01-01-2014
Exoom-sequencing in de diagnostiek van ontwikkelingsachterstand/verstandelijke beperking
Gepubliceerd in: Tijdschrift voor Kindergeneeskunde | Uitgave 1/2014
Log in om toegang te krijgenSamenvatting
Onverklaarde ontwikkelingsachterstand/verstandelijke beperking (VB) is een van de belangrijkste redenen voor verwijzing naar de kinderarts en/of klinisch geneticus. De meeste ernstige vormen zijn genetisch bepaald. Naar schatting wordt de meerderheid verklaard door de novo genmutaties en chromosoomafwijkingen. Wanneer de patiënt geen klinisch herkenbaar beeld heeft, wordt doorgaans eerst chromosomenonderzoek met array-analyse ingezet.
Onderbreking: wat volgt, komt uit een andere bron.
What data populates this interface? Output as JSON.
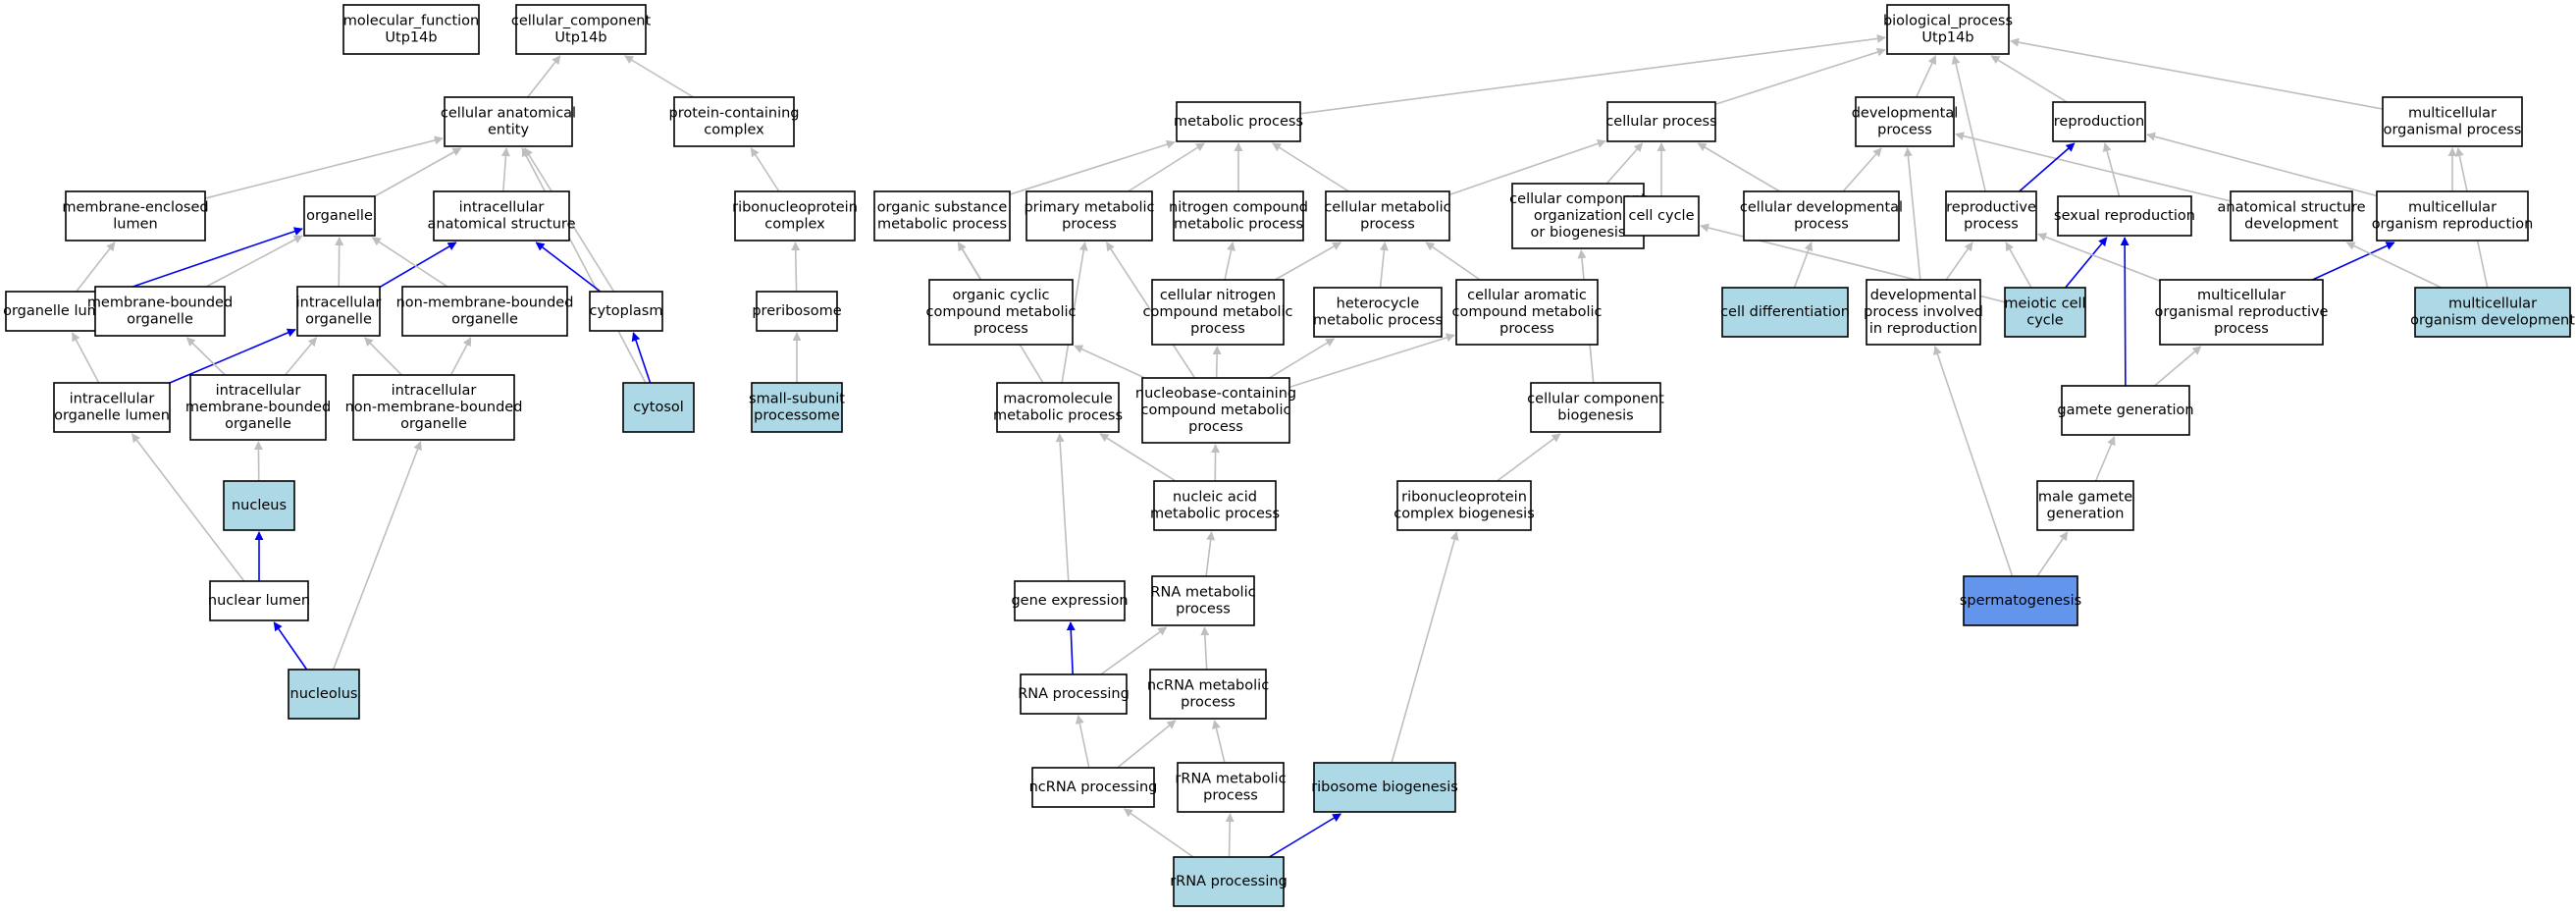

Wanneer er wel een klinisch herkenbaar beeld is, vindt gericht DNA-onderzoek van vaak meerdere genen plaats. Op indicatie vindt screenend metabool onderzoek plaats. Indien bovengenoemde onderzoeken geen diagnose opleveren, komt een deel van de patiënten sinds kort in aanmerking voor exoom-sequencing, waarmee de coderende delen van vrijwel alle genen tegelijkertijd onderzocht worden. De eerste diagnostische studies, bij patiënten zonder klinisch herkenbaar beeld en met een normale uitslag van de array-analyse, laten zien dat de opbrengst van dit onderzoek tussen de 16 en 55% ligt. Naast mutaties in bekende genen, gaat het hierbij ook om mutaties in nieuwe (kandidaat-) genen voor VB. Op korte termijn zal het tevens mogelijk worden om in de data verkregen met exoom-sequencing veranderingen in het aantal kopieën van (gedeelten van) chromosomen betrouwbaar te detecteren, waardoor in de nabije toekomst arrayanalyse als onderzoek van eerste keuze zal komen te vervallen. Het grote voordeel hiervan is dat met één test zowel chromosoomafwijkingen als monogene afwijkingen opgespoord kunnen worden, hoewel men zich wel moet realiseren dat ook met deze test niet alle genetische afwijkingen opgespoord kunnen worden. Het is daarnaast van belang om vóór aanvraag van het onderzoek expliciet de kans op detectie van onbekende varianten of toevalsbevindingen te bespreken.